Sepak Terjang Khaled Mashal Calon Pengganti Ismail Haniyeh, Pernah Disemprot Racun oleh Israel
Khaled Mashal kini menjadi calon pemimpin baru Hamas setelah kepala biro politik Hamas, Ismail Haniyeh, tewas dibunuh dengan rudal di Teheran.
Penulis: Febri Prasetyo
Editor: Garudea Prabawati
TRIBUNNEWS.COM – Khaled Mashal kini menjadi calon pemimpin baru Hamas setelah Kepala Biro Politik Hamas, Ismail Haniyeh, tewas dibunuh dengan rudal di Teheran, Iran, pada hari Rabu, (31/7/2024).
Mashal mulai dikenal dunia setelah anggota Hamas itu lolos dari upaya percobaan pembunuhan oleh agen Israel pada tahun 1997.
Israel menyemprotnya dengan racun di sebuah jalan di luar kantornya di ibu kota Yordania, Amman.
Upaya pembunuhan itu membuat Raja Yordania Hussein marah besar.

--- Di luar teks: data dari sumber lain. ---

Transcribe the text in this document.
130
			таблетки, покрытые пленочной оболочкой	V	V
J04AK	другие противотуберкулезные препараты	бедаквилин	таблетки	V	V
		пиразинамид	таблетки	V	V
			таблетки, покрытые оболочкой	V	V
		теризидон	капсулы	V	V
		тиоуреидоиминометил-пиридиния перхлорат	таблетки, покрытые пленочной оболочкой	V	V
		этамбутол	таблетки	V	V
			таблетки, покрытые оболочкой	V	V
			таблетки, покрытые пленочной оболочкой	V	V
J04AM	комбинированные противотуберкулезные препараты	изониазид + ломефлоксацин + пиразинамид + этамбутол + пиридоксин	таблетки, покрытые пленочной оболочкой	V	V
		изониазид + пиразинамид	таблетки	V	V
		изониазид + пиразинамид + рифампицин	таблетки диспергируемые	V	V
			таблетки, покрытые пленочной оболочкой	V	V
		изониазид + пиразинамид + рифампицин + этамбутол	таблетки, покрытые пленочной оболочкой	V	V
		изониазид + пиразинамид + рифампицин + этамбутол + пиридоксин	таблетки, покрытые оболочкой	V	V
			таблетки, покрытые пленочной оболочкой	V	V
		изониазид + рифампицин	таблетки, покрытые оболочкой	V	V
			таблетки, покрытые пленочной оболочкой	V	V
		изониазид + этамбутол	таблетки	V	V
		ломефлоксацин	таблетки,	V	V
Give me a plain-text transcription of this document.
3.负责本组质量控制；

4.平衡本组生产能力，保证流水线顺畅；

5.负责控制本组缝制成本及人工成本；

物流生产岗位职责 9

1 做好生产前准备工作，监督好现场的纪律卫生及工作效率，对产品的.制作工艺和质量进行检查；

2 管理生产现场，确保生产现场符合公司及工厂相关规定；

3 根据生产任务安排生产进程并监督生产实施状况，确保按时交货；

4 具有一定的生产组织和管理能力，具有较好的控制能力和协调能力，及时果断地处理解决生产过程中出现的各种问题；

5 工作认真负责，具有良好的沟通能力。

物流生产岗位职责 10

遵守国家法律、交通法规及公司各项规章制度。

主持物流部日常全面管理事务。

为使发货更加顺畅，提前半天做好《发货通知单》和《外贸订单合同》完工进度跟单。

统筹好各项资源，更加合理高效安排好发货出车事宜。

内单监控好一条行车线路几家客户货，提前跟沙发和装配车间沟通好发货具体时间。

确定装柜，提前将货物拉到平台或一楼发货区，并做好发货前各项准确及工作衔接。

Dia mengancam akan menggantung pelakunya.
Tak hanya itu, Hussein juga mengancam akan mencabut perjanjian damai dengan Israel jika penawar racun itu tidak diberikan.
Setelah ditekan, Israel akhirnya sepakat untuk memberikan penawar dan bahkan melepaskan pemimpin Hamas lainnya yang bernama Sheikh Ahmed Yassin.
Mashal menjadi pemimpin politik Hamas di luar negeri, setahun sebelum Israel berupaya melenyapkannya.
Dia memegang jabatan yang memungkinkannya mewakili Hamas dalam rapat bersama dengan para delegasi asing.
Sumber dari Hamas menyebut Mashal digadang-gadang sebagai sosok yang menggantikan Haniyeh.
Selain Mashal, pejabat senior Hamas bernama Khalil Al Hayya kini juga berpeluang menggantikan Haniyeh. Dia disukai Iran dan sekutunya di Timur Tengah.
Berbeda dengan Hayya, hubungan Mashal dengan Iran relatif kurang baik.
Baca juga: Ini Kata Putra Ismail Haniyeh, Said Abdel Salam Haniyeh tentang Kematian Ayahnya, Darah Para Syuhada
Mashal pernah mendukung pemberontakan kalangan muslim Sunni di Suriah tahun 2011 untuk melawan Presiden Suriah Bashar Al Assad yang didukung oleh Iran.
Dikutip dari laman ECFR, Mashal lahir Kota Silwad, Tepi Barat, pada tahun 1956.
Dia tinggal di Tepi Barat selama 11 tahun dan terpaksa pergi dari sana bersama dengan keluarganya lantaran Israel mencaplok wilayah itu. Mereka kemudian tinggal di Kuwait.